Jeff

Boat Specification
Boat Name: 
Jeff
Boat Type: 
Motor Launch
Boat Length: 
39ft 9ins
Boat Beam: 
9ft 9ins
Boat Draft: 
2ft 9ins
Boat Displacement: 
12.5 tons
Boat Engine: 
Ford Diesel
Boat Construction: 
Carvel
Boat Builder: 
J Mears, Richmond
Boat Year: 
1923

In the early 1920's, Joe Mears was at the height of his success as a passenger boat operator on the river Thames. His garage at Richmond looked after the coaches which brought holiday-makers to the river and he needed suitable vessels for smaller parties. So, in 1922 and 1923 he built two sister boats: Mutt and Jeff. They were named after two internationally popular cartoon characters created by Bud Fisher, a journalist on the San Francisco Chronicle. Jeff was the shorter of the pair, who always lost out in their encounters. Both launches were small, open craft of under 40ft and were the first of Mears' boats to be powered by internal combustion engines. Mutt ran from Westminster to London Bridge and Jeff from Westminster to Old Swan Pier. In the days when Joe Watson was skipper and Bert Wheeler her engineer, the return trip in Jeff cost just one shilling. Both launches went to Dunkirk and both survived the war but Mutt is now no more.
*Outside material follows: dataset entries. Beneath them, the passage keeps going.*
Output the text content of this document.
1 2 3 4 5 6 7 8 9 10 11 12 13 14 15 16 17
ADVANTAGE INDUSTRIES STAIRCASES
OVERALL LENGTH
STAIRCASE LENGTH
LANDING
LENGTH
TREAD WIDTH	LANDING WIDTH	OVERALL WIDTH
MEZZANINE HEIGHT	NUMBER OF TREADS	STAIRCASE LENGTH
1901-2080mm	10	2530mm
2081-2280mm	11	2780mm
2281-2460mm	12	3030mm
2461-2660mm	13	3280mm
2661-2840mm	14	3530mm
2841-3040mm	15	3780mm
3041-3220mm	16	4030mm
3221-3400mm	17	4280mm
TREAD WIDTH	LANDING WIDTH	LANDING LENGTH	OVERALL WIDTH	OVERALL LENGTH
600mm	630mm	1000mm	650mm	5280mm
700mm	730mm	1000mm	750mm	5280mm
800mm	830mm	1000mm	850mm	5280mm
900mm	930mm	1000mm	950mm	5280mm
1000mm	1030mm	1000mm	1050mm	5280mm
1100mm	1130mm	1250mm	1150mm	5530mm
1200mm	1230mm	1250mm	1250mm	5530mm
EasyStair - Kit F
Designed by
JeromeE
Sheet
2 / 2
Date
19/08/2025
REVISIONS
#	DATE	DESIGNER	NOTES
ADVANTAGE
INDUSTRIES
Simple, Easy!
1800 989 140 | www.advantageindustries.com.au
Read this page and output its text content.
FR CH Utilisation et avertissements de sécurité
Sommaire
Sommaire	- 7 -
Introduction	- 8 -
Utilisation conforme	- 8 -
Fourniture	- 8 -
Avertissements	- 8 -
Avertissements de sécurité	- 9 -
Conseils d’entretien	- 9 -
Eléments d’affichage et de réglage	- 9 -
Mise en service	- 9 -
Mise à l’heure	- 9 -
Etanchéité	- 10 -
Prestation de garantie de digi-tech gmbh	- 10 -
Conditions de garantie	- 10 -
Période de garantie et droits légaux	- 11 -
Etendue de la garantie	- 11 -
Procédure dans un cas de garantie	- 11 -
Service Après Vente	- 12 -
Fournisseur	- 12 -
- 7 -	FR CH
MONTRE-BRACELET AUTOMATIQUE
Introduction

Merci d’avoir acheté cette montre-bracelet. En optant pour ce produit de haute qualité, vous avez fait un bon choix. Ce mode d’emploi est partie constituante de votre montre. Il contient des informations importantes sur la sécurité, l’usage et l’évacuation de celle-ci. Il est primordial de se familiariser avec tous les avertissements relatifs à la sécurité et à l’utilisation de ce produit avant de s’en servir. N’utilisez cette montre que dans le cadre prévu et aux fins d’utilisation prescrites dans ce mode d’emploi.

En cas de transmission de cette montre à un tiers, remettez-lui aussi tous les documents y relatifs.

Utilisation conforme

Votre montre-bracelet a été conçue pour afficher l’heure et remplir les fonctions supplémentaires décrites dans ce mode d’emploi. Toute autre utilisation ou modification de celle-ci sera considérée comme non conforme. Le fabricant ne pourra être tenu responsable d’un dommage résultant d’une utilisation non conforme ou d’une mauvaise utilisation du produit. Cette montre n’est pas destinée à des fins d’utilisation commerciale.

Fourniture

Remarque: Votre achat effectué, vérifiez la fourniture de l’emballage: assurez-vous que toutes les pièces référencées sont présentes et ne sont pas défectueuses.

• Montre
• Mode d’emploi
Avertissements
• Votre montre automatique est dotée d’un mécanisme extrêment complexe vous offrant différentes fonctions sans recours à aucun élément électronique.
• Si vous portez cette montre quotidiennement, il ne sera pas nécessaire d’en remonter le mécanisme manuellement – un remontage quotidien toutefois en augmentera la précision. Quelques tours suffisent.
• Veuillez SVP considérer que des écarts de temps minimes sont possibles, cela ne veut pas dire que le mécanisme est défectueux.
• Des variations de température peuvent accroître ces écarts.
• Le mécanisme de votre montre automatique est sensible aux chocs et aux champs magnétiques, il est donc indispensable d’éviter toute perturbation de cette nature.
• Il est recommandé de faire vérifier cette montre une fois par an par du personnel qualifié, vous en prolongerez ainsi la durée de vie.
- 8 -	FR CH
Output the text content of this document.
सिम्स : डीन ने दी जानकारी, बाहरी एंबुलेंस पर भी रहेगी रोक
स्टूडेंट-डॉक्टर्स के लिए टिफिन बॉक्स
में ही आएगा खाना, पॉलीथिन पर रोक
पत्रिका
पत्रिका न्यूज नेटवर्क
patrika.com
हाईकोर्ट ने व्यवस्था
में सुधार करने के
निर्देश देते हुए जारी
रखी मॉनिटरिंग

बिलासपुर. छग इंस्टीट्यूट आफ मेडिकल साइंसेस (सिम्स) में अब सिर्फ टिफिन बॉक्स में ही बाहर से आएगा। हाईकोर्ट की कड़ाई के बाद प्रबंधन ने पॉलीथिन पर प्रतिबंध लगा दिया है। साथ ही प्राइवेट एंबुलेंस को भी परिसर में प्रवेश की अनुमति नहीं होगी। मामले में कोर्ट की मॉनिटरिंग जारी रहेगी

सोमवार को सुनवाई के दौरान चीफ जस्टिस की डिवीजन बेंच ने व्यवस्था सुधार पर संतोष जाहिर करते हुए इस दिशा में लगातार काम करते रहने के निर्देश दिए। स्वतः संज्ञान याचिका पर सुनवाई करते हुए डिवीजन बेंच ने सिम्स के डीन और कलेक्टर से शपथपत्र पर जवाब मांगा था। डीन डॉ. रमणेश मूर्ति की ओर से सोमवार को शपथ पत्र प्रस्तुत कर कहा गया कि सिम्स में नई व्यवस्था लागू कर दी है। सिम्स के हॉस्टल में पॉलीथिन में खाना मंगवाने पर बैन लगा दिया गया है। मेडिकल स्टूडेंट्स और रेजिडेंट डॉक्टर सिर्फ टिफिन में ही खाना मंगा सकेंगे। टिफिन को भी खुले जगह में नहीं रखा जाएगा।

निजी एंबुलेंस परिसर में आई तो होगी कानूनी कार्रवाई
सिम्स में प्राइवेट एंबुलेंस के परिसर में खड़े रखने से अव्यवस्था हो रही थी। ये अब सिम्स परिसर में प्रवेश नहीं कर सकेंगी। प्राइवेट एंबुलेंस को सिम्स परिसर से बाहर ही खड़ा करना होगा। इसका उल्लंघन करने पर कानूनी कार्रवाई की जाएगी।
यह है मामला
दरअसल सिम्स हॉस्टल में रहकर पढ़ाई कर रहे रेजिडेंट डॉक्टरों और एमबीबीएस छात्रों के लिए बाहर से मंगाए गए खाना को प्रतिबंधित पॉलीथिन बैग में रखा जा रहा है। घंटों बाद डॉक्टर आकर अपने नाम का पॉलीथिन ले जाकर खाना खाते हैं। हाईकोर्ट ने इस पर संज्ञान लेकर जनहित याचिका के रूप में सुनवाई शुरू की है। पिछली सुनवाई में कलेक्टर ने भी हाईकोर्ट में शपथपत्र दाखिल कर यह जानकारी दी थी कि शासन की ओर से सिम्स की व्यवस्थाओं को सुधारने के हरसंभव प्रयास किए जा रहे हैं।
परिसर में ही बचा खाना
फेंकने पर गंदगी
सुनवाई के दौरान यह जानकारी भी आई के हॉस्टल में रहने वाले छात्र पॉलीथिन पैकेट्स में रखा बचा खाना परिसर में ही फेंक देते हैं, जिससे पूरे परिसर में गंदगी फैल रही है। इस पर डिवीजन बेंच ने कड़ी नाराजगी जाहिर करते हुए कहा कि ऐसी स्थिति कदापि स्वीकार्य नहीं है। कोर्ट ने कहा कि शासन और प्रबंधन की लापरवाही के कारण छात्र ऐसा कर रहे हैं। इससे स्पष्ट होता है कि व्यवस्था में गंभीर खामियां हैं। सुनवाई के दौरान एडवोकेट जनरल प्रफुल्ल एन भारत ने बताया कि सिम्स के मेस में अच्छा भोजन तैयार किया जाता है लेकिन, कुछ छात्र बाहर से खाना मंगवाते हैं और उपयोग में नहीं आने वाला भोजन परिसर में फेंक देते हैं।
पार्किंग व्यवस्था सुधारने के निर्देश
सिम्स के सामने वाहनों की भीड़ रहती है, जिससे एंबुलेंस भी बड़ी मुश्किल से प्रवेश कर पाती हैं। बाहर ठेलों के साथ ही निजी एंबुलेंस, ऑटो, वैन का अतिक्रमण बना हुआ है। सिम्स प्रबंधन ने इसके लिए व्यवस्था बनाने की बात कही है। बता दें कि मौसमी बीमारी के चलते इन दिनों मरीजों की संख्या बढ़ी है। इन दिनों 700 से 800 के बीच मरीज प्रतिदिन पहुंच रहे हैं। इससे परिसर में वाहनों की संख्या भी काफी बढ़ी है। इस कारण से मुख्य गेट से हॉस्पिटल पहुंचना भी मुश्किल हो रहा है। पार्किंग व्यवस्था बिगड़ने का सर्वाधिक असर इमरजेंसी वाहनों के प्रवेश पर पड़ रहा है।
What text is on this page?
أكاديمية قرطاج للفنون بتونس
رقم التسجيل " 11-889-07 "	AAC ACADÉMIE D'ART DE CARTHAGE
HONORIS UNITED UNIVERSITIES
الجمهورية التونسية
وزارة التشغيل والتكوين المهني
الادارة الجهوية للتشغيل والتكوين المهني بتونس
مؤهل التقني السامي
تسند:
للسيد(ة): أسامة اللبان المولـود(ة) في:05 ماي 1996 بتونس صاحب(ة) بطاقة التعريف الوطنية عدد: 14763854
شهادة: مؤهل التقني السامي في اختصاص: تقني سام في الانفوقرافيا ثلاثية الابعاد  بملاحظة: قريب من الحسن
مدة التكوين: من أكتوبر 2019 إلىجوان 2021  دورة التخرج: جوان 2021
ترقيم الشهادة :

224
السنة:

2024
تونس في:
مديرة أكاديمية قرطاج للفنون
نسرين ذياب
After 23 years, Jeff was sold to Thames Launches. Arthur Jacobs of Windsor took her over in 1952. He had a series of boats called Windsor and Jeff was renamed Windsor IV. She ran trips to Boveney Lock near Windsor. When Windsor II was scrapped, she took over her name.

Whatford & Sons of Hampton Court were her next owners and when their business was sold in 1981, Turks Launches took her on as their spare boat. Jeff is rare among the Dunkirk Ships still operating, because she remains very close to her original appearance and a trip in her, perhaps more than in any other, is instantly evocative of the period of the lively young things whom she served to entertain in the boisterous nineteen -twenties. Little did some of them guess that she would be there to rescue them from the beach at La Panne, to get them back to England in 1940.